Friday, February 7, 2014

Is Obama an Imperial President?

According to the Christian Science Monitor: The president (or his administration) has ignored the Constitution, doing all the following with his pen and paper:
  • Unilaterally changed elements of the Affordable Care Act (ACA) (seven times they made changes to this act without the support of Congress)
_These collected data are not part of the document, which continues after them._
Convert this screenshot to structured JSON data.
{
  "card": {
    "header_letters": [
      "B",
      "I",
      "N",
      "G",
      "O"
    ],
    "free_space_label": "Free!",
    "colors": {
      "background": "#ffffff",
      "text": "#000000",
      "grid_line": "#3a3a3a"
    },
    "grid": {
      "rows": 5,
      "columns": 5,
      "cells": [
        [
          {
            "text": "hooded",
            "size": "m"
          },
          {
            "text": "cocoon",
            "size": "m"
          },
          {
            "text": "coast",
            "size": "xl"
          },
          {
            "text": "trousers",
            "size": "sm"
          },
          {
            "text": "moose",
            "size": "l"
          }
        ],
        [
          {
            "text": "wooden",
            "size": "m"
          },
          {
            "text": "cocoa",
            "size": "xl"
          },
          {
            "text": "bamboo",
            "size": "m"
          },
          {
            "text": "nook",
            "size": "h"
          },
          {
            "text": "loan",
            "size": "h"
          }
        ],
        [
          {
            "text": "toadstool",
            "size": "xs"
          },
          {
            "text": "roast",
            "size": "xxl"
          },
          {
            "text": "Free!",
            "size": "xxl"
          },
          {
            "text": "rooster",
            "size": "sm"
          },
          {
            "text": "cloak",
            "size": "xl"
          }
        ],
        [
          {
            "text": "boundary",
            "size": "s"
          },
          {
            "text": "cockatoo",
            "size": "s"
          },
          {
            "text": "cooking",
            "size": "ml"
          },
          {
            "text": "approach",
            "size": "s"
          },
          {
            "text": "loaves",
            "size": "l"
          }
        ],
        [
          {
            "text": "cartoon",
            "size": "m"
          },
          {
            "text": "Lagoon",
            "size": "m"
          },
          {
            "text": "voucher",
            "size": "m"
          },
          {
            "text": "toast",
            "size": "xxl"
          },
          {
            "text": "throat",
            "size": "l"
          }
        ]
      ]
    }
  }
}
  • Declared an anti-gay-rights law unconstitutional
  • Lifted the threat of deportation for an entire class of undocumented immigrants
  • Bypassed Senate confirmation of controversial nominees
  • Waived compliance requirements in education law
  • Altered the work requirements under welfare reform
Also, according to the monitor:
Early in his presidency, Obama also expanded presidential warmaking powers, surveillance of the American public, and extrajudicial drone strikes on alleged terrorists outside the United States, including Americans – going beyond Mr. Bush's own global war on terror following 9/11. But more recently, he has flexed his executive muscle more on domestic policy. In the process, Obama's claims of executive authority have infuriated opponents, while emboldening supporters to demand more on a range of issues, from immigration and gay rights to the minimum wage and Guantánamo Bay prison camp. To critics, Obama is the ultimate "imperial president," willfully violating the Constitution to further his goals, having failed to convince Congress of the merits of his arguments. To others, he is exercising legitimate executive authority in the face of an intransigent Congress and in keeping with the practices of past presidents. The course of Obama's final three years in office, in which he has promised continuing assertive use of executive action, will be shaped by this debate.
In his State of the Union Address last week he promised to act if Congress refuses to act.  To me, this is the scariest thing a president ever said.  If Congress disagrees with him, he doesn't care.  He basically said he has no respect for the Constitution nor the rule of law.